I’m a big fan of MoJo and currently have a spot reserved for her on my iGoogle dashboard.
I was reading an article that she linked to (find it here), and I found myself totally captivated by the story.
For those of you who don’t want to expend the time/energy reading the whole 5 page story, allow me to sum it up:

old rust belt

Family re-loacates to industrial town in search of new-found riches.
Mom and dad are both employed by same industry.
Said industry booms while US economy supports conspicuous consumerism for all.
US economy fails.
Said industry fails.
Mom and dad both lose job.

lay offs suck
Mom and dad remain unemployed for close to a year, supporting the family by means of unemployment.
Mom and dad forced to pawn their possessions to pay rent an utilities.
Unemployment is no longer able to sustain their meager lifestyle.
Whole family is forced to move into mom’s mom’s cat-urine-soaked basement.
[Side note: They were probably McCain supporters last year]
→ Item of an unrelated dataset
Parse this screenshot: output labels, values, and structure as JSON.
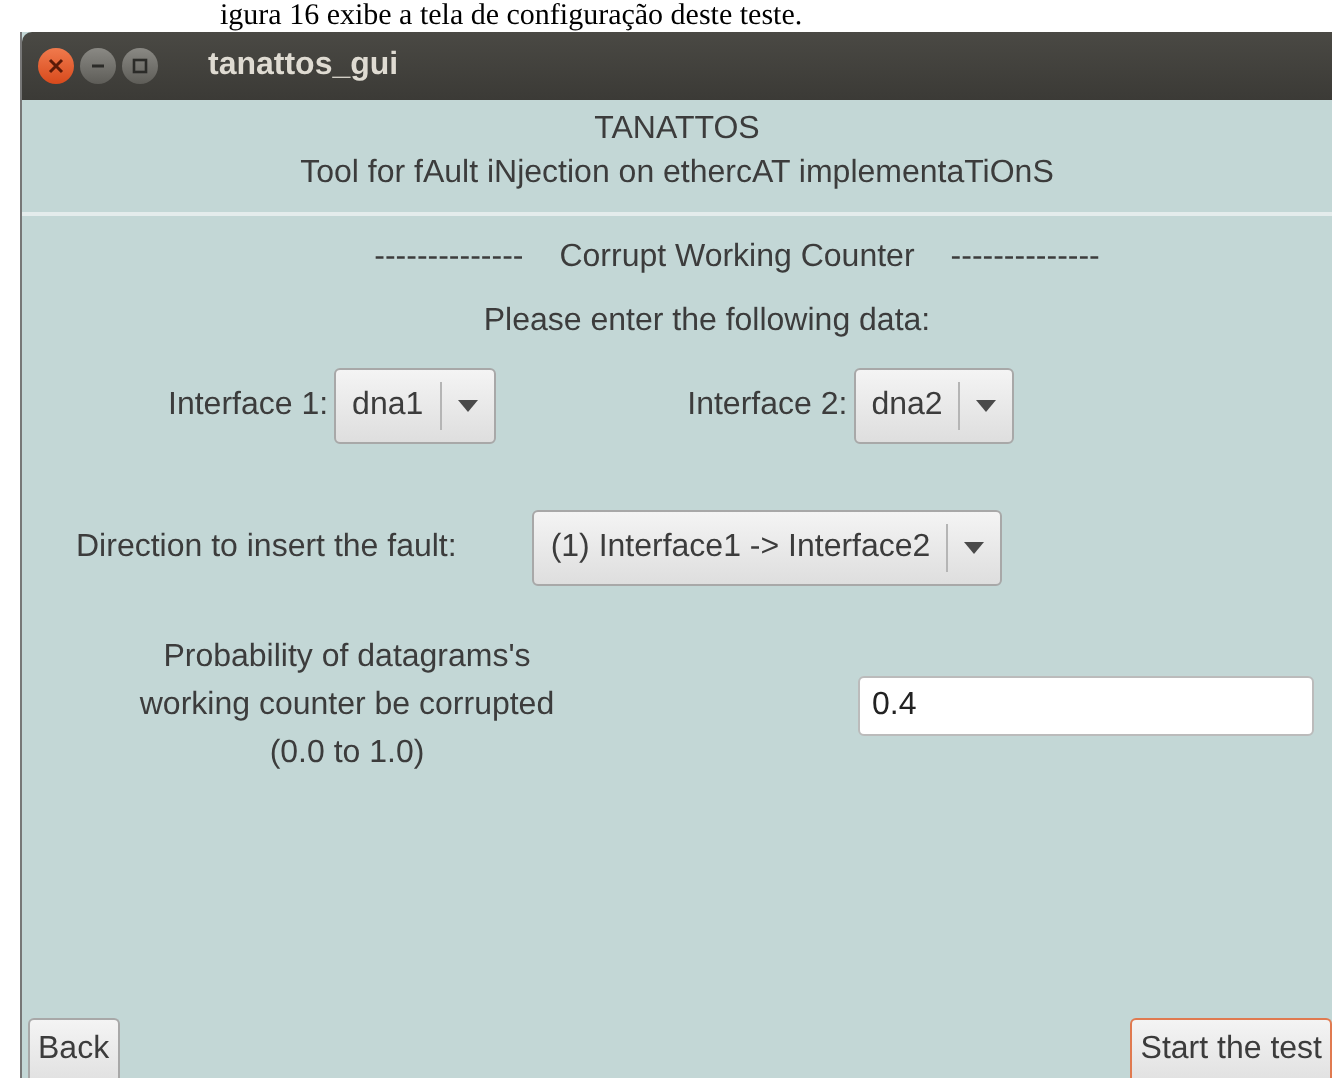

So, I read this story and reflected on my own life:
cathedral_learning03
I just graduated college, and I’m surrounded by stories of people who can’t find work.  Many of my friends are going to grad school, so that they can avoid the inevitable: Having to pay back their college loans.
I’d like to think that I’ve struggled to get where I am, but I haven’t really…  While I was in college, I was constantly reminded by my family and by my professors how difficult college is and how proud of myself I should be for “doing well” and then for graduating.
When I got my diploma in the mail, I was sort-of proud… But of what?  For spending the last 4 years of my life amassing facts that (I’m constantly reminded by my friends and family, when I pull them out of my hat) are utterly useless?  For kissing administrative ass, allowing me to make political connections that got me jobs paying 150% more than my peers enrolled in work study programs?  For learning to play the game so well I was able to coast through college without much effort at all?
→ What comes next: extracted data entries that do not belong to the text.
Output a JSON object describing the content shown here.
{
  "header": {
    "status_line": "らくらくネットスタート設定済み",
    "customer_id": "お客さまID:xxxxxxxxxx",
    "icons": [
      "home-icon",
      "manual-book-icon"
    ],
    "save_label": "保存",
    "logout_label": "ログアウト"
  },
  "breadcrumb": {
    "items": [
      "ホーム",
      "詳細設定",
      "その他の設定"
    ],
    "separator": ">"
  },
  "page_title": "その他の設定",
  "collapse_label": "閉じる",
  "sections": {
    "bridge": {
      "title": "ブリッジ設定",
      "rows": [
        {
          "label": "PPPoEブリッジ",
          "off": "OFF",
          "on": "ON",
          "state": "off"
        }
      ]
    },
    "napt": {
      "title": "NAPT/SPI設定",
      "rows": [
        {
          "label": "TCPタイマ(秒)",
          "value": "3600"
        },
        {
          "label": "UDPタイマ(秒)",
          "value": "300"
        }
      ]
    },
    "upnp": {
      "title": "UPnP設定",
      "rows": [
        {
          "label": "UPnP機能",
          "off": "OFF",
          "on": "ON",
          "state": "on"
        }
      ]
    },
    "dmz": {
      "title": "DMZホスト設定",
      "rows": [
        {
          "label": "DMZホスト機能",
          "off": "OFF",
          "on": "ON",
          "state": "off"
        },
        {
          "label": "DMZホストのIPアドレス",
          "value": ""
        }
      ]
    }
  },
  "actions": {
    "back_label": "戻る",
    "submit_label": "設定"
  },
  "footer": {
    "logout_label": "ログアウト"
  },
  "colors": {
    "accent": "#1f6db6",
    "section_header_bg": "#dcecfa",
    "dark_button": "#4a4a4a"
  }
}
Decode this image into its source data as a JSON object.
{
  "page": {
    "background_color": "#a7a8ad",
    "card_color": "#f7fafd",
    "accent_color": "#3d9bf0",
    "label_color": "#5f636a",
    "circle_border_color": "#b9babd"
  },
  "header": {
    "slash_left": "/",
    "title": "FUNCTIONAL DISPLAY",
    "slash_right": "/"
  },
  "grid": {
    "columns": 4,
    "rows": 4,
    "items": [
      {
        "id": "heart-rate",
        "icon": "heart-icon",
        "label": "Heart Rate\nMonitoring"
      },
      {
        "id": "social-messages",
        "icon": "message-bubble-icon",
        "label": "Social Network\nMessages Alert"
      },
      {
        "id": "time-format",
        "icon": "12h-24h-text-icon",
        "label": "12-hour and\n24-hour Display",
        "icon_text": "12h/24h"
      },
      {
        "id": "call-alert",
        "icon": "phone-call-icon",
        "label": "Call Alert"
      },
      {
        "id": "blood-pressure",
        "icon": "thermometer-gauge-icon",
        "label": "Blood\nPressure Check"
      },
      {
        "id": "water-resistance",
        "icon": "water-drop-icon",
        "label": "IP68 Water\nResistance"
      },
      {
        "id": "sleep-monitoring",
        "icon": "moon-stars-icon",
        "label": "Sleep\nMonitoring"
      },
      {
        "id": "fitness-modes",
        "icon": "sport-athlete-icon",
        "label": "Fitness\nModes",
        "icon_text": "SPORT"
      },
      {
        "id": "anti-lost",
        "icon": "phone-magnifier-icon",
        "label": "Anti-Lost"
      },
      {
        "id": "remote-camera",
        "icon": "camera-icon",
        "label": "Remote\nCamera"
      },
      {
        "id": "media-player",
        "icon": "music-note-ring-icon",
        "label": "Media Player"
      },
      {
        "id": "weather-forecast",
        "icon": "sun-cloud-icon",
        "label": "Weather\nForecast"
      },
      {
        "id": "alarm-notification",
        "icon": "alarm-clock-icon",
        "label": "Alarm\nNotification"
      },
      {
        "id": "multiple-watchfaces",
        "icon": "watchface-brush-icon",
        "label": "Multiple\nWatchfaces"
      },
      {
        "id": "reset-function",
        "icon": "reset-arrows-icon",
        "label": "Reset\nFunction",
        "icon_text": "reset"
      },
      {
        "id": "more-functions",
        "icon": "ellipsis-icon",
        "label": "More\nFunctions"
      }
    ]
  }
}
Now I’m enrolled in a grad program, taking the easiest classes I’ve ever taken.  I pulled a 4.0 this semester, writing multiple 6 page papers a couple of hours before they were due…

So back to the above-summarized Washinton Post story…
I guess I’m just venting over the lack of true struggle in our lives (by “our,” I mean Americans-or any developed 1st world society, for that matter)…
The dad in the story was devastated over the necessity of living in his mother-in-law’s basement- literally psychologically devastated.  His wife recently turned down a job, because she could “make more on unemployment than she could as a receptionist,” failing to take into consideration the positive effect a regular job might have on her resume.  Their soon-to-be-high-school-senior son, who has been earning C’s and D’s in school, was playing XBox while his parents were trying to figure out how to pay the electric bill.  The dad dropped $16+ dollars at a bar, after being relieved that the $100 he had just won gambling would scoop the family out of true financial hardship for the remainder of the current welfare check period.  Does anyone else recognize the absurd unrealistic dichotomies herein?

It’s as though society has instilled some sort of barely-maintainable (even during the 90′s) sense of entitlement.  And, when said entitled level is not attained, people just give up.  I’m aware that this is a gross generalization, and that there are MANY people struggling with tremendous effort, but come one people- it’s time to wake up out of the capitalistic consumptive coma we’ve been in for the past 2.5 decades!

Millions of people around the world would work (and do work) 12 hour days to attain the same standard of living the aforementioned family is now relegated to- but not Americans.  Why?  Because we’re Americans.  We deign to live as others dream to.

It’s time for America to start pulling its weight (in some other way than vomitting Wal-Marts, war crimes, and Christianity all over the world)!